Goffman écrit à propos des « secrets inavouables » qu’ils « consistent en des faits concernant une équipe [...] qu’elle cache et qui sont incompatibles avec l’image d’elle-même qu’elle s’efforce de maintenir devant son public » (ibid. : 138). Propos qui peuvent s’appliquer à la situation ci-présente. Les stéréotypes sur les réfugiés « comme passifs, paresseux, pauvres, mal habillés» nourrissant les imaginaires populaires sont incompatibles avec la représentation que les dafistes se font d’eux-mêmes en tant qu’élite intellectuelle. Les propos suivants le démontrent : « I cannot tell everyone that I am a refugee, because someone can feel pity for me and it is the contrary, I live well, I don’t have any problems » – Betty.

Ainsi, conscients qu’ « assumer » publiquement leur statut de réfugié pourrait entraver et discréditer le prestige social qui est lié à celui d’étudiant, les dafistes décident – dans la mesure du possible – de l’invisibiliser.

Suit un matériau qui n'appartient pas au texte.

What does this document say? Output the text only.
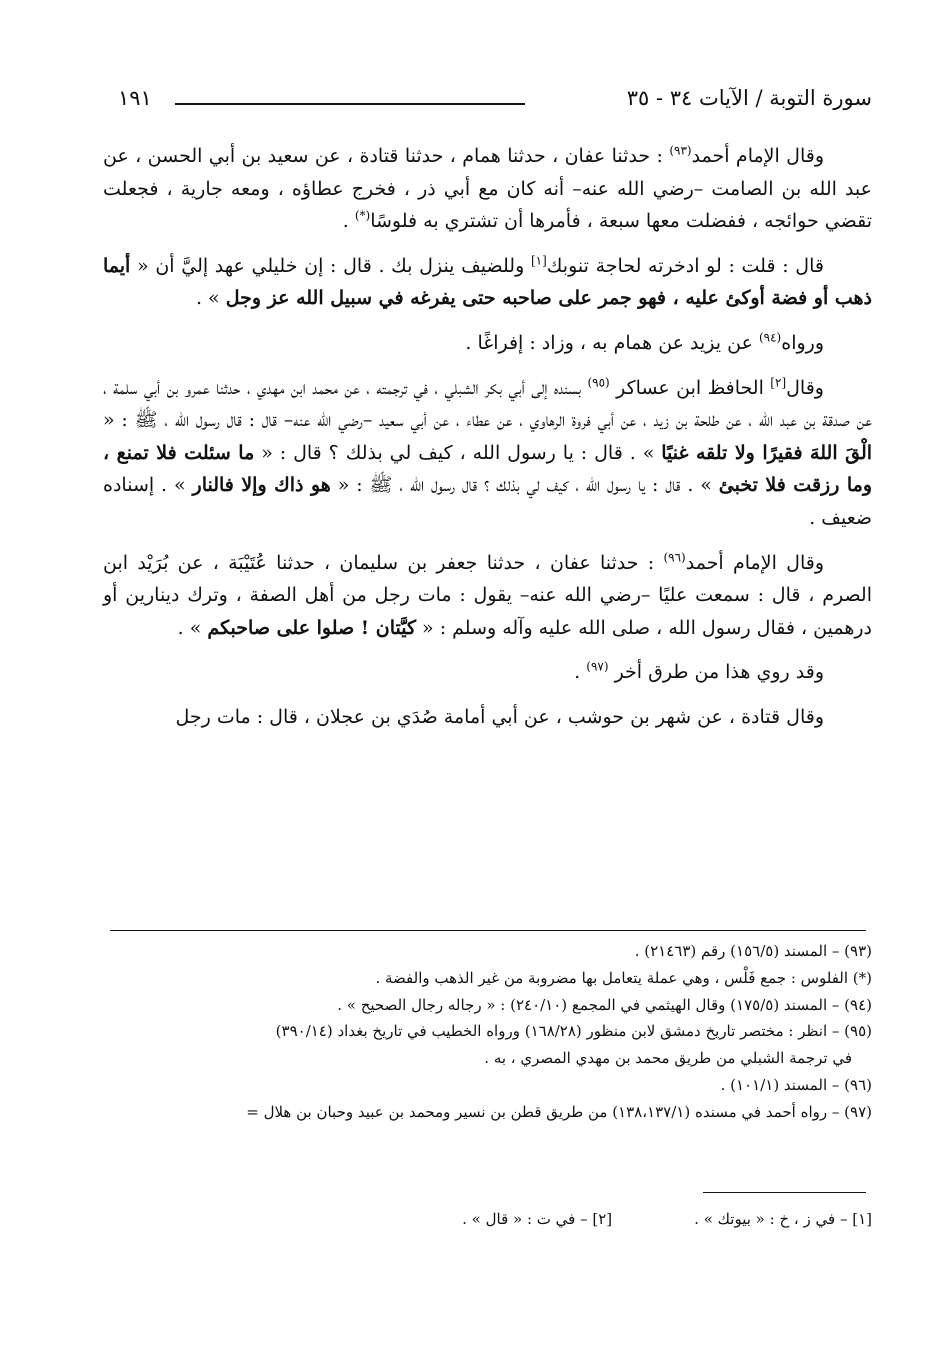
سورة التوبة / الآيات ٣٤ - ٣٥
١٩١

وقال الإمام أحمد$^{(٩٣)}$ : حدثنا عفان ، حدثنا همام ، حدثنا قتادة ، عن سعيد بن أبي الحسن ، عن عبد الله بن الصامت –رضي الله عنه– أنه كان مع أبي ذر ، فخرج عطاؤه ، ومعه جارية ، فجعلت تقضي حوائجه ، ففضلت معها سبعة ، فأمرها أن تشتري به فلوسًا(*) .

قال : قلت : لو ادخرته لحاجة تنوبك[١] وللضيف ينزل بك . قال : إن خليلي عهد إليَّ أن « أيما ذهب أو فضة أوكئ عليه ، فهو جمر على صاحبه حتى يفرغه في سبيل الله عز وجل » .

ورواه$^{(٩٤)}$ عن يزيد عن همام به ، وزاد : إفراغًا .

وقال[٢] الحافظ ابن عساكر $^{(٩٥)}$ بسنده إلى أبي بكر الشبلي ، في ترجمته ، عن محمد ابن مهدي ، حدثنا عمرو بن أبي سلمة ، عن صدقة بن عبد الله ، عن طلحة بن زيد ، عن أبي فروة الرهاوي ، عن عطاء ، عن أبي سعيد –رضي الله عنه– قال : قال رسول الله ، ﷺ : « الْقَ اللهَ فقيرًا ولا تلقه غنيًا » . قال : يا رسول الله ، كيف لي بذلك ؟ قال : « ما سئلت فلا تمنع ، وما رزقت فلا تخبئ » . قال : يا رسول الله ، كيف لي بذلك ؟ قال رسول الله ، ﷺ : « هو ذاك وإلا فالنار » . إسناده ضعيف .

وقال الإمام أحمد$^{(٩٦)}$ : حدثنا عفان ، حدثنا جعفر بن سليمان ، حدثنا عُتَيْبَة ، عن بُرَيْد ابن الصرم ، قال : سمعت عليًا –رضي الله عنه– يقول : مات رجل من أهل الصفة ، وترك دينارين أو درهمين ، فقال رسول الله ، صلى الله عليه وآله وسلم : « كيَّتان ! صلوا على صاحبكم » .

وقد روي هذا من طرق أخر $^{(٩٧)}$ .

وقال قتادة ، عن شهر بن حوشب ، عن أبي أمامة صُدَي بن عجلان ، قال : مات رجل

(٩٣) – المسند (١٥٦/٥) رقم (٢١٤٦٣) .
(*) الفلوس : جمع فَلْس ، وهي عملة يتعامل بها مضروبة من غير الذهب والفضة .
(٩٤) – المسند (١٧٥/٥) وقال الهيثمي في المجمع (٢٤٠/١٠) : « رجاله رجال الصحيح » .
(٩٥) – انظر : مختصر تاريخ دمشق لابن منظور (١٦٨/٢٨) ورواه الخطيب في تاريخ بغداد (٣٩٠/١٤)
في ترجمة الشبلي من طريق محمد بن مهدي المصري ، به .
(٩٦) – المسند (١٠١/١) .
(٩٧) – رواه أحمد في مسنده (١٣٨،١٣٧/١) من طريق قطن بن نسير ومحمد بن عبيد وحبان بن هلال =
[١] – في ز ، خ : « بيوتك » .[٢] – في ت : « قال » .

Ci-dessus, GOFFMAN souligne que l’une des tâches principales d’une équipe est d’arriver à maintenir la définition de la situation. L’auteur ajoute que « chaque type de secret est défini par la fonction que le secret remplit et par sa relation avec l’idée que les autres en font de son détenteur» (ibid. : 137). Ces remarques sont pertinentes pour le caractère situationnel qu’elles introduisent. De part l’écart qu’ils occupent au sein de la hiérarchie sociale, les statuts d’étudiants et de réfugiés paraissent aux yeux des dafistes incompatibles lorsqu’ils se trouvent sur le campus de l’Université : le statut de réfugié, une condition socialement dévalorisée, et le statut d’étudiant, une position sociale privilégiée. Si cette définition de la situation se rattache à l’espace du campus, les chapitres suivants mettent en lumière qu’au sein de la sphère humanitaire et dans les camps de réfugiés, les statuts de réfugié et d’étudiant sont endossés différemment par les protagonistes de ce travail. Ils ne sont pas considérés comme opposants ou contradictoires, mais au contraire comme complémentaires.